Lettice hesitated. She had become so accustomed to her fallen condition, that it seemed to her that she could no longer with propriety sit down to the same table with Catherine.

Catherine perceived this, and it shocked and grieved her excessively. "Do come and sit down," she said, encouraged by Mrs. Danvers's invitation, "and tell us, have you breakfasted? But though you have, a warm cup of tea this cold morning must be comfortable."

And she pressed her forward, and seated her, half reluctant, in an arm-chair that stood by the fire: then she poured out a cup of tea, and carried it to her, repeating,

"Won't you eat? Have you breakfasted?"

The plate of bread-and-butter looked delicious to the half-starved girl: the warm cup of tea seemed to bring life into her. She had been silent from surprise, and a sort of humiliated embarrassment; but now her spirits began to revive, and she said, "I never expected to have seen you again, Miss Melwyn!"

"Miss Melwyn! What does that mean? Dear Lettice, how has all this come about?"

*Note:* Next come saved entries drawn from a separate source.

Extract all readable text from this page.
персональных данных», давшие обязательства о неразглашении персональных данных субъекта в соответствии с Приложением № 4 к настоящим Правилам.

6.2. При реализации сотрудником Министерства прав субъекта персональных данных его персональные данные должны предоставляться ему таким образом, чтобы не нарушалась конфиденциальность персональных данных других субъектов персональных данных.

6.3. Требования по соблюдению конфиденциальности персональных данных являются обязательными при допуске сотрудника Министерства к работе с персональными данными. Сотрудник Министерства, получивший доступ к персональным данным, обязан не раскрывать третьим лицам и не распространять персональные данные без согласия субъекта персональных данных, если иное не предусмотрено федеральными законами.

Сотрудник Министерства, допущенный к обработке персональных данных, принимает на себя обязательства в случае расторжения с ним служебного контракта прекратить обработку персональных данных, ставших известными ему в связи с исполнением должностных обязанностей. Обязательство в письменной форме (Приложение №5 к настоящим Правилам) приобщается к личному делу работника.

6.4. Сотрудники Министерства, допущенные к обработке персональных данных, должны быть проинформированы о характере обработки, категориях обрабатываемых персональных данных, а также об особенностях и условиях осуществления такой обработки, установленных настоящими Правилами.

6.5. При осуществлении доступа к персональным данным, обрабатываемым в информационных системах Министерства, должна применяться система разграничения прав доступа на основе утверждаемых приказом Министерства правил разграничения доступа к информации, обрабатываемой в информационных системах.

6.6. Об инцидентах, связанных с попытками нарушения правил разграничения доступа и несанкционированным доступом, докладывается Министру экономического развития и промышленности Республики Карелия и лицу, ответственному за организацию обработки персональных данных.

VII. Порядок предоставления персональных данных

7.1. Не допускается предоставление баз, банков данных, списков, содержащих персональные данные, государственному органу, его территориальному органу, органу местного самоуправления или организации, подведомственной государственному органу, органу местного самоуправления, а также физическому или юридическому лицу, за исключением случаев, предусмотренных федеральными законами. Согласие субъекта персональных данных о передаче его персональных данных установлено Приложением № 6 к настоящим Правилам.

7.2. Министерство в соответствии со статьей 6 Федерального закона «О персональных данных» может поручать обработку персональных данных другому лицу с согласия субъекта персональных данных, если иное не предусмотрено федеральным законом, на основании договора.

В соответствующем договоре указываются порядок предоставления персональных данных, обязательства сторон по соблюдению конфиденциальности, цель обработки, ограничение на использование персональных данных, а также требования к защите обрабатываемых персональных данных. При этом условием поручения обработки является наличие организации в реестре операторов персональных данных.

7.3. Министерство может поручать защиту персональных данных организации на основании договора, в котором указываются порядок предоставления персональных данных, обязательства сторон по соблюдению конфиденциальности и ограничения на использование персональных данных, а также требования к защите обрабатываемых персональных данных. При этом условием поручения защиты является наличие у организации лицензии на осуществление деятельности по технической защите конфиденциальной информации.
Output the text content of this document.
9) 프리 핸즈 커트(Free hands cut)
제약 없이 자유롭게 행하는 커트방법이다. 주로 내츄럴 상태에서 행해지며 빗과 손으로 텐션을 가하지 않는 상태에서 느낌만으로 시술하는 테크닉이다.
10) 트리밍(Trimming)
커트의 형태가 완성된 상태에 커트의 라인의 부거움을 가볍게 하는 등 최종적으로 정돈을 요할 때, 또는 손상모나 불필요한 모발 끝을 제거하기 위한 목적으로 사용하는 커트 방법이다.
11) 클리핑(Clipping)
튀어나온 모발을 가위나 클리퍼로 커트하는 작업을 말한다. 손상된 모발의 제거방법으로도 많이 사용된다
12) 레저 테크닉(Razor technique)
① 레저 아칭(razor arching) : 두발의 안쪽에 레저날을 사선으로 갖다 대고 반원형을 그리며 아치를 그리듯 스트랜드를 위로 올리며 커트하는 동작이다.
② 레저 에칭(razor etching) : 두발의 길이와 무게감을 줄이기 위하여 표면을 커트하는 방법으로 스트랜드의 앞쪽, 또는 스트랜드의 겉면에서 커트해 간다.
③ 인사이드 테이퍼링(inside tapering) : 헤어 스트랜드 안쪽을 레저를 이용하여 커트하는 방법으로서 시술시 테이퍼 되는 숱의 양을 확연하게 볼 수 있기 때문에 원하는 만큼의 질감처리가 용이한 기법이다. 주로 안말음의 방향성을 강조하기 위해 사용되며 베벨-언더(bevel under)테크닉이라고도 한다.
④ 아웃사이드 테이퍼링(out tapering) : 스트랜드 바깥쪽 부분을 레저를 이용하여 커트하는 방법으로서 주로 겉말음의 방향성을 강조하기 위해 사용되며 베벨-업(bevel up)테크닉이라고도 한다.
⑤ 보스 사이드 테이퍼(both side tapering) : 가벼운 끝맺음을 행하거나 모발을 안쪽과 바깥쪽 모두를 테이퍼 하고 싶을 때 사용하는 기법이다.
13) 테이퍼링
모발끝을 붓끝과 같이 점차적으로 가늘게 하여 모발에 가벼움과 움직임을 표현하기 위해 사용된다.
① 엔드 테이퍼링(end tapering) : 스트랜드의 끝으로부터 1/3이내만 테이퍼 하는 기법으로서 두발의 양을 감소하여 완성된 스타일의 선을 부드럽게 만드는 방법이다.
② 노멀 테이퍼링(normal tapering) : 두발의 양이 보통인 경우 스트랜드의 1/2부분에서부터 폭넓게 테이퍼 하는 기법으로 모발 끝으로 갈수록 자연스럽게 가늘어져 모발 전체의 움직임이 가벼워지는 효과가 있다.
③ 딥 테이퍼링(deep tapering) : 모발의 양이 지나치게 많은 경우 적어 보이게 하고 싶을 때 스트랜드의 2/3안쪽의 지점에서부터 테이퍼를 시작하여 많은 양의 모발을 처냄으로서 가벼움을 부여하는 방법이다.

"My father was ill the last time you were in Nottinghamshire, do you not recollect, Miss Melwyn? He never recovered of that illness; but it lasted nearly two years. During that time, your aunt, Mrs. Montague, died; and her house was sold, and new people came; and you never were at Castle Rising afterward."

"No—indeed—and from that day to this have never chanced to hear any thing of its inhabitants. But Mrs. Price, your aunt, who was so fond of Myra, what is become of her?"

"She died before my poor father."

"Well; but she was rich. Did she do nothing?"